自分の子供を、本来持っている良さを最大限に引き出して魅力的な「大人」に成長させていくためには、日々の訓練が必要です。そのために重要となるのが、以下に挙げる4つの能力です。

感情を「識別」する能力

「怒っている」「悲しんでいる」など自分の今の感情を知って、相手の感情を汲み取ろうとする能力です。

「自分は今どのような感情が強い状態なのか」「相手は今どんな感情を持っているのか」など、双方の感情を分けて考えることで、次にどんな言葉をかければ良いのか、どんなアクションを起こせば良いのかを自然と判断できるようになっていきます。

感情を「利用」する能力

相手のニーズに応えられるために必要な感情を自分で作り出す能力です。

「感情の識別」で理解した自分と相手の感情をもとに、相手の悩みや課題を解決するためにどんな行動を起こすべきなのか、常に人の気持ちを考えた行動ができるようになります。

感情を「理解」する能力

自分の言動によって相手がどう思うかを深く考えてシミュレーションする能力です。自分の言動によってなぜこの状況が生まれているのか、どんな対応をすれば良いのか。その感情に行き着いた理由を自分の頭で理解することで、次に発生するであろう感情を推測することができます。

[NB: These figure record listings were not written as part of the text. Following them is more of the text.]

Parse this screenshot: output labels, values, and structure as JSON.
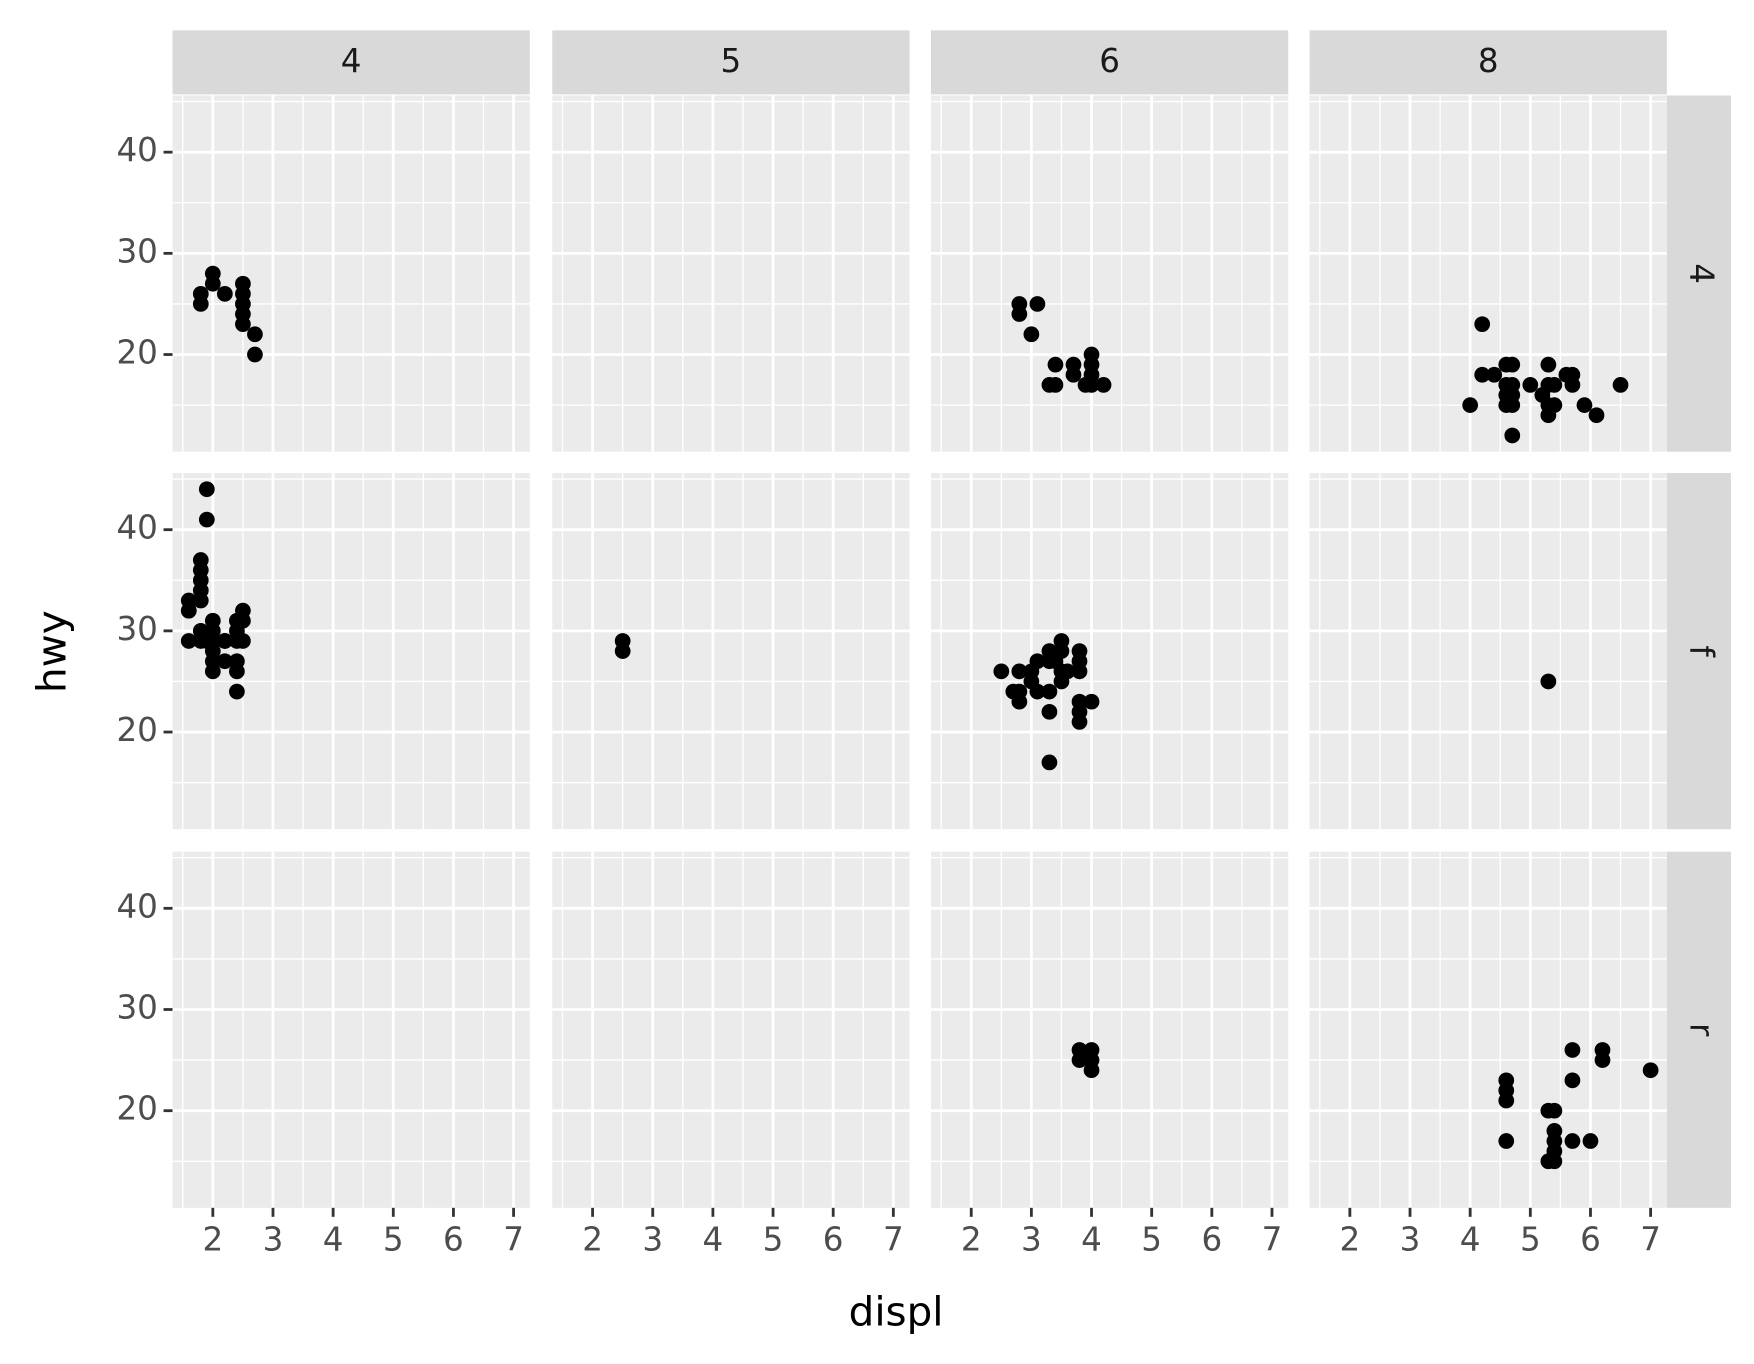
{
  "chart_data": {
    "type": "scatter",
    "x_label": "displ",
    "y_label": "hwy",
    "color": "#000000",
    "col_labels": [
      "4",
      "5",
      "6",
      "8"
    ],
    "row_labels": [
      "4",
      "f",
      "r"
    ],
    "xlim": [
      1.33,
      7.27
    ],
    "ylim": [
      10.4,
      45.6
    ],
    "xticks": [
      2,
      3,
      4,
      5,
      6,
      7
    ],
    "yticks": [
      20,
      30,
      40
    ],
    "minor_xticks": [
      1.5,
      2.5,
      3.5,
      4.5,
      5.5,
      6.5
    ],
    "minor_yticks": [
      15,
      25,
      35,
      45
    ],
    "grid": true,
    "panels": [
      {
        "x": [
          1.8,
          1.8,
          2.0,
          2.0,
          2.2,
          2.5,
          2.5,
          2.5,
          2.5,
          2.5,
          2.7,
          2.7
        ],
        "y": [
          26,
          25,
          28,
          27,
          26,
          27,
          26,
          25,
          24,
          23,
          22,
          20
        ]
      },
      {
        "x": [],
        "y": []
      },
      {
        "x": [
          2.8,
          2.8,
          3.1,
          3.0,
          3.3,
          3.4,
          3.4,
          3.7,
          3.7,
          3.9,
          4.0,
          4.0,
          4.0,
          4.0,
          4.2
        ],
        "y": [
          25,
          24,
          25,
          22,
          17,
          19,
          17,
          19,
          18,
          17,
          20,
          19,
          18,
          17,
          17
        ]
      },
      {
        "x": [
          4.0,
          4.2,
          4.2,
          4.4,
          4.6,
          4.6,
          4.6,
          4.6,
          4.7,
          4.7,
          4.7,
          4.7,
          4.7,
          5.0,
          5.2,
          5.3,
          5.3,
          5.3,
          5.3,
          5.4,
          5.4,
          5.6,
          5.7,
          5.7,
          5.9,
          6.1,
          6.5
        ],
        "y": [
          15,
          23,
          18,
          18,
          19,
          17,
          16,
          15,
          19,
          17,
          16,
          15,
          12,
          17,
          16,
          19,
          17,
          15,
          14,
          17,
          15,
          18,
          18,
          17,
          15,
          14,
          17
        ]
      },
      {
        "x": [
          1.6,
          1.6,
          1.6,
          1.6,
          1.8,
          1.8,
          1.8,
          1.8,
          1.8,
          1.8,
          1.8,
          1.9,
          1.9,
          1.9,
          2.0,
          2.0,
          2.0,
          2.0,
          2.0,
          2.0,
          2.2,
          2.2,
          2.2,
          2.4,
          2.4,
          2.4,
          2.4,
          2.4,
          2.4,
          2.5,
          2.5,
          2.5
        ],
        "y": [
          33,
          32,
          29,
          32,
          37,
          36,
          35,
          34,
          33,
          30,
          29,
          44,
          41,
          29,
          31,
          30,
          29,
          28,
          27,
          26,
          29,
          27,
          29,
          31,
          30,
          29,
          27,
          26,
          24,
          32,
          31,
          29
        ]
      },
      {
        "x": [
          2.5,
          2.5
        ],
        "y": [
          29,
          28
        ]
      },
      {
        "x": [
          2.5,
          2.7,
          2.8,
          2.8,
          2.8,
          3.0,
          3.0,
          3.1,
          3.1,
          3.3,
          3.3,
          3.3,
          3.3,
          3.3,
          3.4,
          3.5,
          3.5,
          3.5,
          3.5,
          3.6,
          3.8,
          3.8,
          3.8,
          3.8,
          3.8,
          3.8,
          4.0
        ],
        "y": [
          26,
          24,
          26,
          24,
          23,
          26,
          25,
          27,
          24,
          28,
          27,
          24,
          22,
          17,
          27,
          29,
          28,
          26,
          25,
          26,
          28,
          27,
          26,
          23,
          22,
          21,
          23
        ]
      },
      {
        "x": [
          5.3
        ],
        "y": [
          25
        ]
      },
      {
        "x": [],
        "y": []
      },
      {
        "x": [],
        "y": []
      },
      {
        "x": [
          3.8,
          3.8,
          4.0,
          4.0,
          4.0
        ],
        "y": [
          26,
          25,
          26,
          25,
          24
        ]
      },
      {
        "x": [
          4.6,
          4.6,
          4.6,
          4.6,
          5.3,
          5.3,
          5.4,
          5.4,
          5.4,
          5.4,
          5.4,
          5.7,
          5.7,
          5.7,
          6.0,
          6.2,
          6.2,
          7.0
        ],
        "y": [
          23,
          22,
          21,
          17,
          20,
          15,
          20,
          18,
          17,
          16,
          15,
          26,
          23,
          17,
          17,
          26,
          25,
          24
        ]
      }
    ]
  }
}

落ち込んでいる友達にどんな言葉をかけたら良いのか、この言葉を発したら相手はどんな気持ちになるのか、というように感情の変化をシミュレーションするのです。

感情を「調整」する能力

相手が求める感情を引き出すために、自分の感情をきちんとコントロールする能力です。

この能力が高いと、「識別」「利用」「理解」を自分の中で整理しながら、相手の望む反応につながる行動を選択できるようになります。

テストで満点をとって喜んでいる友人に「おめでとう! 私も頑張る!」と言える人と「よかったね」で終わってしまう人の違いは、ここにあるのかもしれません。